通過第三步，我們可以獲得預測框在原圖上的位置，而且這些預測框都是經過篩選的。這些篩選後的框可以直接繪製在圖片上，就可以獲得結果了。

二、訓練部分

1、真實框的處理

從預測部分我們知道，每個特徵層的預測結果，num_priors x 4的卷積 用於預測 該特徵層上 每一個網格點上每一個先驗框的變化情況。

也就是說，我們直接利用Efficientdet網絡預測到的結果，並不是預測框在圖片上的真實位置，需要解碼才能得到真實位置。

而在訓練的時候，我們需要計算loss函數，這個loss函數是相對於Efficientdet網絡的預測結果的。我們需要把圖片輸入到當前的Efficientdet網絡中，得到預測結果；同時還需要把真實框的信息，進行編碼，這個編碼是把真實框的位置信息格式轉化爲Efficientdet預測結果的格式信息。

也就是，我們需要找到 每一張用於訓練的圖片的每一個真實框對應的先驗框，並求出如果想要得到這樣一個真實框，我們的預測結果應該是怎麼樣的。

從預測結果獲得真實框的過程被稱作解碼，而從真實框獲得預測結果的過程就是編碼的過程。

因此我們只需要將解碼過程逆過來就是編碼過程了。

編碼過程首先需要找到真實框對應的先驗框，在Efficientdet中採取的辦法是求取真實框和所有先驗框的重合程度IOU，IOU＞0.5以上的則認爲可以利用這些先驗框調整獲得預測框。

而IOU在0.4-0.5之間的，給予忽略。

IOU在0.4以下的作爲負樣本。

實現代碼如下：

def calc_iou(a, b):
    area = (b[:, 2] - b[:, 0]) * (b[:, 3] - b[:, 1])
    iw = torch.min(torch.unsqueeze(a[:, 3], dim=1), b[:, 2]) - torch.max(torch.unsqueeze(a[:, 1], 1), b[:, 0])
    ih = torch.min(torch.unsqueeze(a[:, 2], dim=1), b[:, 3]) - torch.max(torch.unsqueeze(a[:, 0], 1), b[:, 1])
    iw = torch.clamp(iw, min=0)
    ih = torch.clamp(ih, min=0)
    ua = torch.unsqueeze((a[:, 2] - a[:, 0]) * (a[:, 3] - a[:, 1]), dim=1) + area - iw * ih
    ua = torch.clamp(ua, min=1e-8)
    intersection = iw * ih
    IoU = intersection / ua

    return IoU

def get_target(anchor, bbox_annotation, classification):
    IoU = calc_iou(anchor[:, :], bbox_annotation[:, :4])

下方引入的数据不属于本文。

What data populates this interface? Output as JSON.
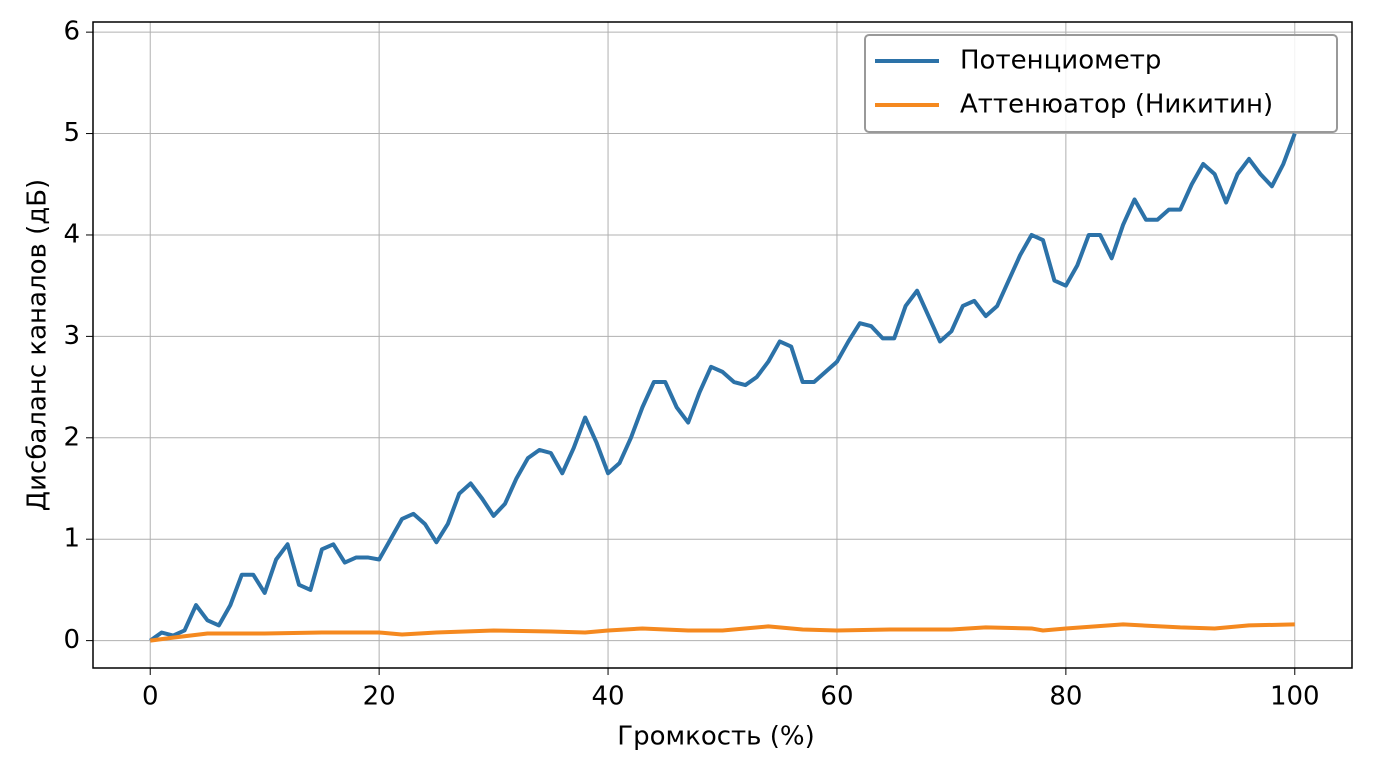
{
  "chart_data": {
    "type": "line",
    "xlabel": "Громкость (%)",
    "ylabel": "Дисбаланс каналов (дБ)",
    "xlim": [
      -5,
      105
    ],
    "xticks": [
      0,
      20,
      40,
      60,
      80,
      100
    ],
    "ylim": [
      -0.27,
      6.1
    ],
    "yticks": [
      0,
      1,
      2,
      3,
      4,
      5,
      6
    ],
    "grid": true,
    "legend": "upper right",
    "series": [
      {
        "name": "Потенциометр",
        "color": "#2c72a8",
        "x": [
          0,
          1,
          2,
          3,
          4,
          5,
          6,
          7,
          8,
          9,
          10,
          11,
          12,
          13,
          14,
          15,
          16,
          17,
          18,
          19,
          20,
          21,
          22,
          23,
          24,
          25,
          26,
          27,
          28,
          29,
          30,
          31,
          32,
          33,
          34,
          35,
          36,
          37,
          38,
          39,
          40,
          41,
          42,
          43,
          44,
          45,
          46,
          47,
          48,
          49,
          50,
          51,
          52,
          53,
          54,
          55,
          56,
          57,
          58,
          59,
          60,
          61,
          62,
          63,
          64,
          65,
          66,
          67,
          68,
          69,
          70,
          71,
          72,
          73,
          74,
          75,
          76,
          77,
          78,
          79,
          80,
          81,
          82,
          83,
          84,
          85,
          86,
          87,
          88,
          89,
          90,
          91,
          92,
          93,
          94,
          95,
          96,
          97,
          98,
          99,
          100
        ],
        "values": [
          0,
          0.08,
          0.05,
          0.1,
          0.35,
          0.2,
          0.15,
          0.35,
          0.65,
          0.65,
          0.47,
          0.8,
          0.95,
          0.55,
          0.5,
          0.9,
          0.95,
          0.77,
          0.82,
          0.82,
          0.8,
          1.0,
          1.2,
          1.25,
          1.15,
          0.97,
          1.15,
          1.45,
          1.55,
          1.4,
          1.23,
          1.35,
          1.6,
          1.8,
          1.88,
          1.85,
          1.65,
          1.9,
          2.2,
          1.95,
          1.65,
          1.75,
          2.0,
          2.3,
          2.55,
          2.55,
          2.3,
          2.15,
          2.45,
          2.7,
          2.65,
          2.55,
          2.52,
          2.6,
          2.75,
          2.95,
          2.9,
          2.55,
          2.55,
          2.65,
          2.75,
          2.95,
          3.13,
          3.1,
          2.98,
          2.98,
          3.3,
          3.45,
          3.2,
          2.95,
          3.05,
          3.3,
          3.35,
          3.2,
          3.3,
          3.55,
          3.8,
          4.0,
          3.95,
          3.55,
          3.5,
          3.7,
          4.0,
          4.0,
          3.77,
          4.1,
          4.35,
          4.15,
          4.15,
          4.25,
          4.25,
          4.5,
          4.7,
          4.6,
          4.32,
          4.6,
          4.75,
          4.6,
          4.48,
          4.7,
          5.0
        ]
      },
      {
        "name": "Аттенюатор (Никитин)",
        "color": "#f5891f",
        "x": [
          0,
          2,
          5,
          10,
          15,
          20,
          22,
          25,
          30,
          35,
          38,
          40,
          43,
          47,
          50,
          54,
          57,
          60,
          65,
          70,
          73,
          77,
          78,
          80,
          85,
          90,
          93,
          96,
          100
        ],
        "values": [
          0,
          0.03,
          0.07,
          0.07,
          0.08,
          0.08,
          0.06,
          0.08,
          0.1,
          0.09,
          0.08,
          0.1,
          0.12,
          0.1,
          0.1,
          0.14,
          0.11,
          0.1,
          0.11,
          0.11,
          0.13,
          0.12,
          0.1,
          0.12,
          0.16,
          0.13,
          0.12,
          0.15,
          0.16
        ]
      }
    ]
  }
}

    IoU_max, IoU_argmax = torch.max(IoU, dim=1)

    # compute the loss for classification
    targets = torch.ones_like(classification) * -1
    if torch.cuda.is_available():
        targets = targets.cuda()

    targets[torch.lt(IoU_max, 0.4), :] = 0

    positive_indices = torch.ge(IoU_max, 0.5)

    num_positive_anchors = positive_indices.sum()

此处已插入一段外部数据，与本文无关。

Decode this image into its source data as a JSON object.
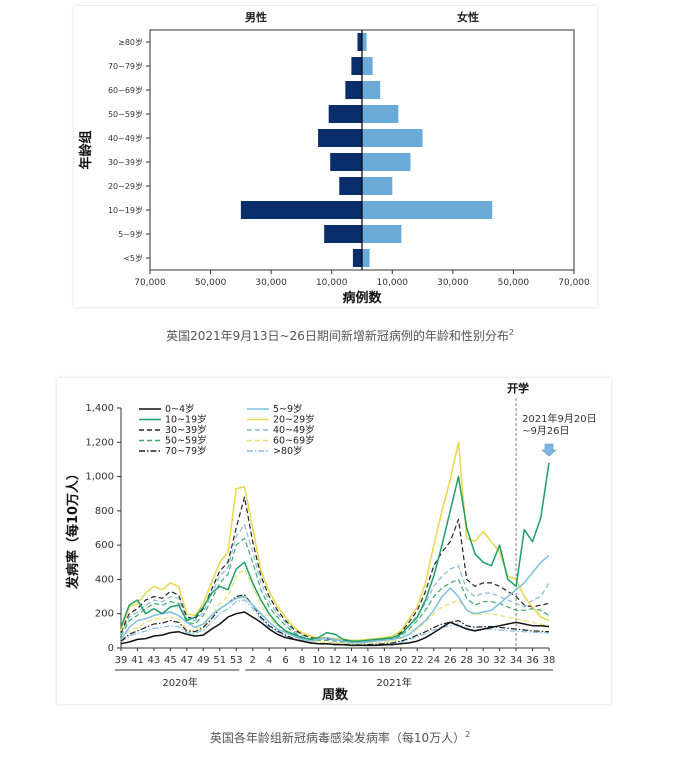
{
  "chart_data": [
    {
      "type": "bar",
      "subtype": "population-pyramid",
      "title": "",
      "ylabel": "年龄组",
      "xlabel": "病例数",
      "categories": [
        "≥80岁",
        "70~79岁",
        "60~69岁",
        "50~59岁",
        "40~49岁",
        "30~39岁",
        "20~29岁",
        "10~19岁",
        "5~9岁",
        "<5岁"
      ],
      "series": [
        {
          "name": "男性",
          "color": "#0a2d6b",
          "values": [
            1500,
            3500,
            5500,
            11000,
            14500,
            10500,
            7500,
            40000,
            12500,
            3000
          ]
        },
        {
          "name": "女性",
          "color": "#6aaad9",
          "values": [
            1500,
            3500,
            6000,
            12000,
            20000,
            16000,
            10000,
            43000,
            13000,
            2500
          ]
        }
      ],
      "xlim": [
        -70000,
        70000
      ],
      "xticks": [
        -70000,
        -50000,
        -30000,
        -10000,
        10000,
        30000,
        50000,
        70000
      ],
      "xtick_labels": [
        "70,000",
        "50,000",
        "30,000",
        "10,000",
        "10,000",
        "30,000",
        "50,000",
        "70,000"
      ]
    },
    {
      "type": "line",
      "title": "",
      "ylabel": "发病率（每10万人）",
      "xlabel": "周数",
      "ylim": [
        0,
        1400
      ],
      "yticks": [
        0,
        200,
        400,
        600,
        800,
        1000,
        1200,
        1400
      ],
      "ytick_labels": [
        "0",
        "200",
        "400",
        "600",
        "800",
        "1,000",
        "1,200",
        "1,400"
      ],
      "x_weeks": [
        39,
        40,
        41,
        42,
        43,
        44,
        45,
        46,
        47,
        48,
        49,
        50,
        51,
        52,
        53,
        1,
        2,
        3,
        4,
        5,
        6,
        7,
        8,
        9,
        10,
        11,
        12,
        13,
        14,
        15,
        16,
        17,
        18,
        19,
        20,
        21,
        22,
        23,
        24,
        25,
        26,
        27,
        28,
        29,
        30,
        31,
        32,
        33,
        34,
        35,
        36,
        37,
        38
      ],
      "xtick_labels": [
        "39",
        "41",
        "43",
        "45",
        "47",
        "49",
        "51",
        "53",
        "2",
        "4",
        "6",
        "8",
        "10",
        "12",
        "14",
        "16",
        "18",
        "20",
        "22",
        "24",
        "26",
        "28",
        "30",
        "32",
        "34",
        "36",
        "38"
      ],
      "year_labels": [
        "2020年",
        "2021年"
      ],
      "annotation_school": "开学",
      "annotation_week": "2021年9月20日~9月26日",
      "series": [
        {
          "name": "0~4岁",
          "color": "#111111",
          "dash": "solid",
          "values": [
            25,
            35,
            50,
            55,
            70,
            75,
            90,
            95,
            80,
            70,
            75,
            110,
            140,
            180,
            200,
            210,
            180,
            150,
            110,
            80,
            60,
            50,
            40,
            30,
            25,
            25,
            20,
            20,
            15,
            15,
            15,
            15,
            18,
            20,
            25,
            30,
            40,
            60,
            90,
            120,
            150,
            130,
            110,
            100,
            110,
            120,
            130,
            140,
            150,
            140,
            130,
            130,
            125
          ]
        },
        {
          "name": "5~9岁",
          "color": "#7fbfe0",
          "dash": "solid",
          "values": [
            50,
            120,
            160,
            170,
            190,
            200,
            210,
            190,
            150,
            120,
            140,
            190,
            230,
            260,
            290,
            300,
            250,
            200,
            150,
            110,
            90,
            70,
            50,
            40,
            50,
            60,
            50,
            40,
            30,
            30,
            35,
            40,
            45,
            50,
            60,
            80,
            120,
            160,
            220,
            300,
            350,
            300,
            220,
            200,
            210,
            220,
            260,
            300,
            340,
            380,
            440,
            500,
            540
          ]
        },
        {
          "name": "10~19岁",
          "color": "#1e9e6a",
          "dash": "solid",
          "values": [
            120,
            250,
            280,
            200,
            230,
            200,
            240,
            250,
            160,
            180,
            240,
            320,
            360,
            340,
            460,
            500,
            380,
            280,
            200,
            140,
            100,
            80,
            60,
            50,
            60,
            90,
            80,
            50,
            40,
            40,
            45,
            50,
            55,
            60,
            80,
            130,
            180,
            280,
            420,
            600,
            800,
            1000,
            700,
            550,
            500,
            480,
            600,
            400,
            360,
            690,
            620,
            760,
            1080
          ]
        },
        {
          "name": "20~29岁",
          "color": "#e8d84a",
          "dash": "solid",
          "values": [
            100,
            240,
            260,
            320,
            360,
            340,
            380,
            360,
            200,
            190,
            260,
            380,
            500,
            560,
            930,
            940,
            700,
            450,
            330,
            240,
            180,
            120,
            90,
            70,
            60,
            60,
            55,
            50,
            45,
            45,
            50,
            55,
            60,
            70,
            100,
            170,
            240,
            380,
            600,
            800,
            980,
            1200,
            640,
            620,
            680,
            620,
            560,
            420,
            400,
            300,
            240,
            180,
            160
          ]
        },
        {
          "name": "30~39岁",
          "color": "#222222",
          "dash": "dashed",
          "values": [
            90,
            200,
            230,
            280,
            300,
            290,
            330,
            310,
            180,
            170,
            230,
            340,
            450,
            500,
            700,
            880,
            620,
            420,
            300,
            220,
            160,
            110,
            80,
            60,
            55,
            55,
            50,
            45,
            40,
            40,
            45,
            50,
            55,
            60,
            90,
            150,
            220,
            330,
            480,
            560,
            620,
            750,
            400,
            360,
            380,
            380,
            360,
            330,
            300,
            250,
            240,
            250,
            260
          ]
        },
        {
          "name": "40~49岁",
          "color": "#8ab8dc",
          "dash": "dashed",
          "values": [
            80,
            180,
            210,
            250,
            280,
            270,
            300,
            290,
            170,
            160,
            210,
            310,
            420,
            470,
            650,
            720,
            560,
            380,
            270,
            200,
            150,
            100,
            75,
            55,
            50,
            50,
            45,
            40,
            35,
            35,
            40,
            45,
            50,
            55,
            80,
            130,
            190,
            260,
            360,
            420,
            460,
            480,
            340,
            300,
            320,
            320,
            300,
            280,
            260,
            240,
            280,
            300,
            380
          ]
        },
        {
          "name": "50~59岁",
          "color": "#3aaa6a",
          "dash": "dashed",
          "values": [
            70,
            160,
            190,
            230,
            260,
            250,
            270,
            260,
            150,
            140,
            190,
            280,
            380,
            430,
            600,
            640,
            500,
            340,
            240,
            180,
            130,
            90,
            65,
            50,
            45,
            45,
            40,
            35,
            30,
            30,
            35,
            40,
            45,
            50,
            70,
            110,
            160,
            220,
            300,
            350,
            380,
            400,
            290,
            250,
            270,
            270,
            260,
            240,
            220,
            220,
            230,
            220,
            190
          ]
        },
        {
          "name": "60~69岁",
          "color": "#e8e070",
          "dash": "dashed",
          "values": [
            50,
            100,
            120,
            150,
            170,
            170,
            180,
            170,
            110,
            100,
            130,
            190,
            260,
            300,
            420,
            460,
            360,
            250,
            180,
            130,
            95,
            70,
            50,
            40,
            35,
            35,
            30,
            28,
            25,
            25,
            28,
            30,
            35,
            40,
            55,
            80,
            110,
            150,
            200,
            240,
            260,
            280,
            220,
            190,
            200,
            200,
            190,
            180,
            170,
            160,
            150,
            140,
            130
          ]
        },
        {
          "name": "70~79岁",
          "color": "#222222",
          "dash": "dashdot",
          "values": [
            40,
            80,
            100,
            120,
            140,
            145,
            160,
            150,
            100,
            95,
            120,
            170,
            230,
            260,
            300,
            310,
            250,
            180,
            130,
            100,
            75,
            55,
            40,
            30,
            25,
            25,
            22,
            20,
            18,
            18,
            20,
            22,
            25,
            30,
            40,
            55,
            75,
            95,
            120,
            140,
            150,
            160,
            130,
            120,
            125,
            125,
            120,
            115,
            110,
            105,
            100,
            98,
            95
          ]
        },
        {
          "name": ">80岁",
          "color": "#7fbfe0",
          "dash": "dashdot",
          "values": [
            35,
            70,
            85,
            100,
            115,
            120,
            130,
            125,
            90,
            85,
            105,
            150,
            200,
            230,
            270,
            280,
            230,
            170,
            120,
            95,
            70,
            50,
            38,
            28,
            22,
            22,
            20,
            18,
            16,
            16,
            18,
            20,
            22,
            26,
            35,
            50,
            65,
            85,
            105,
            120,
            130,
            140,
            115,
            105,
            110,
            110,
            105,
            100,
            98,
            95,
            92,
            90,
            88
          ]
        }
      ]
    }
  ],
  "captions": {
    "chart1": "英国2021年9月13日~26日期间新增新冠病例的年龄和性别分布",
    "chart1_ref": "2",
    "chart2": "英国各年龄组新冠病毒感染发病率（每10万人）",
    "chart2_ref": "2"
  }
}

    assigned_annotations = bbox_annotation[IoU_argmax, :]

    targets[positive_indices, :] = 0
    targets[positive_indices, assigned_annotations[positive_indices, 4].long()] = 1
    return targets, num_positive_anchors, positive_indices, assigned_annotations

def encode_bbox(assigned_annotations, positive_indices, anchor_widths, anchor_heights, anchor_ctr_x, anchor_ctr_y):
    assigned_annotations = assigned_annotations[positive_indices, :]

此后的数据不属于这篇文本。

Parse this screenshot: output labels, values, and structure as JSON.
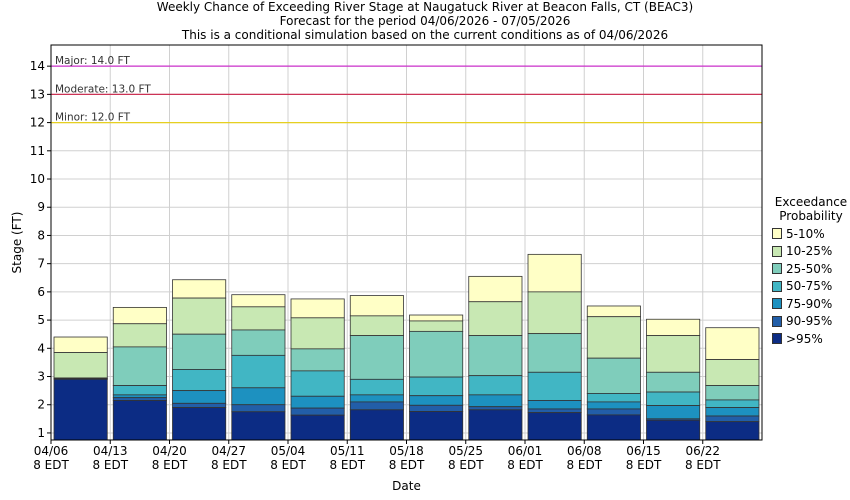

    anchor_widths_pi = anchor_widths[positive_indices]
    anchor_heights_pi = anchor_heights[positive_indices]
    anchor_ctr_x_pi = anchor_ctr_x[positive_indices]
    anchor_ctr_y_pi = anchor_ctr_y[positive_indices]

    gt_widths = assigned_annotations[:, 2] - assigned_annotations[:, 0]
    gt_heights = assigned_annotations[:, 3] - assigned_annotations[:, 1]
    gt_ctr_x = assigned_annotations[:, 0] + 0.5 * gt_widths
    gt_ctr_y = assigned_annotations[:, 1] + 0.5 * gt_heights

    # efficientdet style
    gt_widths = torch.clamp(gt_widths, min=1)
    gt_heights = torch.clamp(gt_heights, min=1)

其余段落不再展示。